The problem with this kind of theoretical analysis is that most load balancers don't work this way, especially the typical "cloud" HTTP or TCP load balancers, which are stateless and avoid this kind of central queuing logic like the plague because it doesn't scale to their levels.

For example, most cloud load balancers I've worked with are stateless, non-queuing, and allocate work to back-ends strictly randomly.

Traditional non-cloud load balancers can implement this kind of perfect queuing, but these settings are generally off by default even when available.

- NetScaler: surgeProtection + maxClient=1

- F5 BIG-IP LTM: request queuing + pool/member connectionLimit=1

- HAProxy: server maxconn 1 + timeout queue

- NGINX Plus: server max_conns=1 + queue

Envoy, Apache, and Traefik have partial or limited support.

Conversely, most multi-threaded web server frameworks already do this by default!

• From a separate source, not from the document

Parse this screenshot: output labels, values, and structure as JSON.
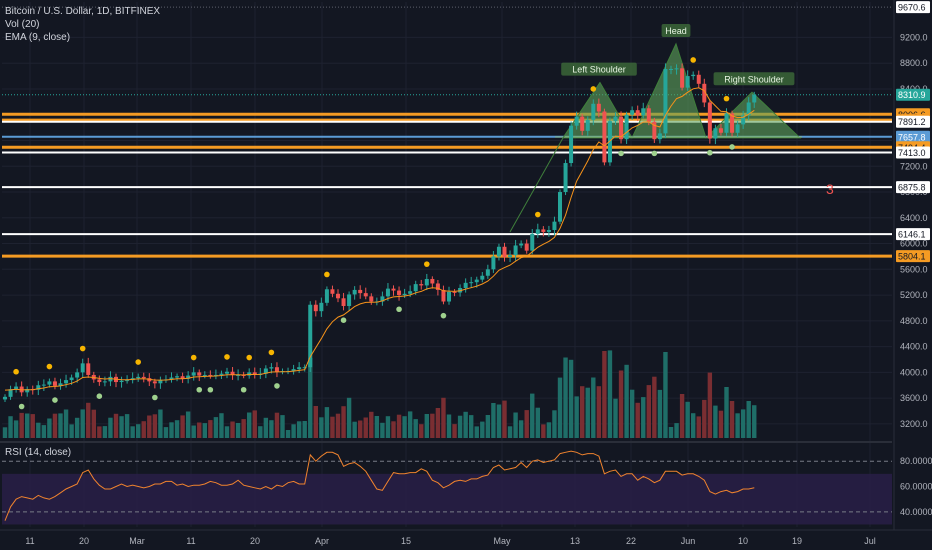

For example, ASP.NET has essentially an internal "load balancer" with a perfect queue if you pretend each core is a "node" and the whole server is the "scale out system".

> can only handle a single concurrent request, and has no internal queuing

And the systems that load balancers front almost never behave this way...

Dont even get me started on client performance here as well, latency, speed, caching -- that can all be impacted by payload size.

The article is interesting, but it is an ideal that almost never turns up in the real world.